In this work we settle for the five biggest parties in the parliament which are the people’s party of Switzerland (SVP), the social democratic party of Switzerland (SPS), the FDP the liberals (FDP), the Christian democratic people’s party of Switzerland (CVP) and the green party of Switzerland (GPS). Additionally, we select six organizations we believe to be of great importance to the political process in Switzerland. These are the Economie Suisse, the swiss framers union (SBV), the swiss trade union confederation (SGB), the swiss business association (SGV), the swiss bankers association, and Travail Suisse. For our analysis we use all press releases published by them on their official webpage from 2010 to April 2018. This includes 7’421 published press releases, which results in a text corpus of over 1.5 million n-grams after stemming without stop words.

Analysis

To get similarity values between all different actors there are several different formulas which could be used to obtain his. We settle for the Jaccard similarity coefficient.

The formula for this is

`J(A,B) = (|A \cap B|)/(|A \cup B|)`

The index is also known simply as the Jaccard index. The Jaccard coefficient measures nothing else than the similarity between different sample sets. Unfortunately, if we apply this Jaccard similarity to all actors on the whole set of texts we get results which are not very useful. The issue here is that not all samples have the same size. Some have much more text published than others, which results in different similarity values when comparing the smaller actor with the bigger actor and vice versa.

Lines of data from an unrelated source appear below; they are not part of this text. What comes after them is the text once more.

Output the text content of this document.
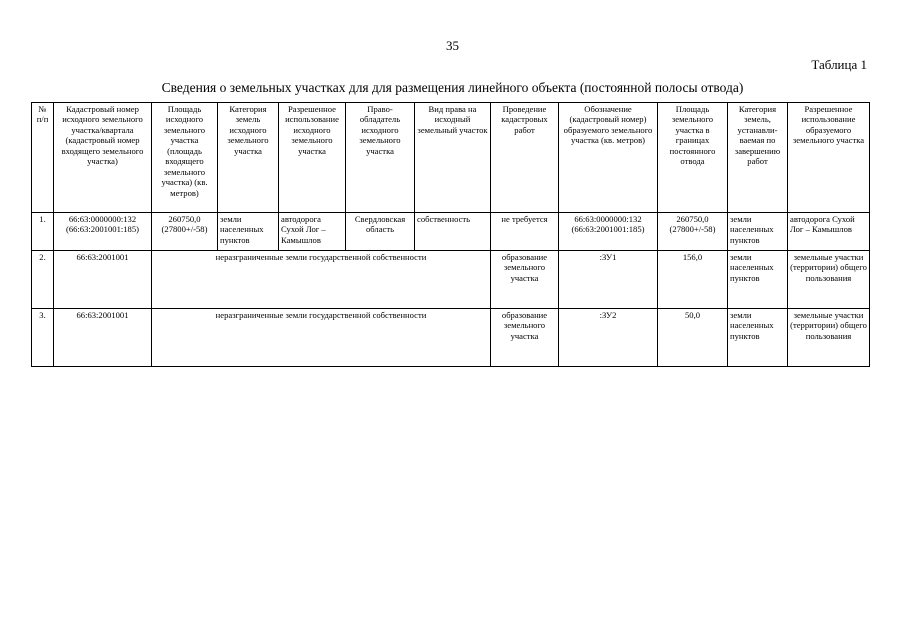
35
Таблица 1
Сведения о земельных участках для для размещения линейного объекта (постоянной полосы отвода)
№ п/п	Кадастровый номер исходного земельного участка/квартала (кадастровый номер входящего земельного участка)	Площадь исходного земельного участка (площадь входящего земельного участка) (кв. метров)	Категория земель исходного земельного участка	Разрешенное использование исходного земельного участка	Право-обладатель исходного земельного участка	Вид права на исходный земельный участок	Проведение кадастровых работ	Обозначение (кадастровый номер) образуемого земельного участка (кв. метров)	Площадь земельного участка в границах постоянного отвода	Категория земель, устанавли-ваемая по завершению работ	Разрешенное использование образуемого земельного участка
1.	66:63:0000000:132 (66:63:2001001:185)	260750,0 (27800+/-58)	земли населенных пунктов	автодорога Сухой Лог – Камышлов	Свердловская область	собственность	не требуется	66:63:0000000:132 (66:63:2001001:185)	260750,0 (27800+/-58)	земли населенных пунктов	автодорога Сухой Лог – Камышлов
2.	66:63:2001001	неразграниченные земли государственной собственности					образование земельного участка	:ЗУ1	156,0	земли населенных пунктов	земельные участки (территории) общего пользования
3.	66:63:2001001	неразграниченные земли государственной собственности					образование земельного участка	:ЗУ2	50,0	земли населенных пунктов	земельные участки (территории) общего пользования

Therefore, we extract the 500 most frequent adjectives, nouns and keywords from each actors’ corpus and produce a similarity matrix for each of these types. This results in useful similarity values which are quite similar for each type between each actor. To display the results nicely in one plot the similarity matrices are pooled with the arithmetic mean of the similarity of all three matrices.

The keywords were extracted with the rapid automatic keyword extraction algorithm (RAKE). This algorithm looks for keywords by looking at contiguous sequence of words which do not contain irrelevant words. The process behind calculates a score for each word which is part of any candidate keyword (in our case adjectives and nouns). This is achieved through the algorithms counting how many times each word is occurring and how many times it co-occurs with other words. From this a score is calculated for each word. This is the ratio of how many times it co-occurs with other words to the word frequency. Then the RAKE score for the full candidate keyword is calculated by summing up the scores from each of the words which define the candidate keywords. This particular step ensures that the results we have are to some degree topics that are used frequently by each actor. Hence, we are to some degree able to see which actors share topics with each other and which do not.

Results

sim

References

  • Niwattanakul, Suphakit, Jatsada Singthongchai, Ekkachai Naenudorn, and Supachanun Wanapu. 2013. “Using of Jaccard Coefficient for Keywords Similarity.” International MultiConference of Engineers and Computer Scientists I(March): 380–84.
  • Rose, Stuart, Dave Engel, Nick Cramer, and Wendy Cowley. 2010. “Automatic Keyword Extraction from Individual Documents.” Text Mining: Applications and Theory (March): 1–20.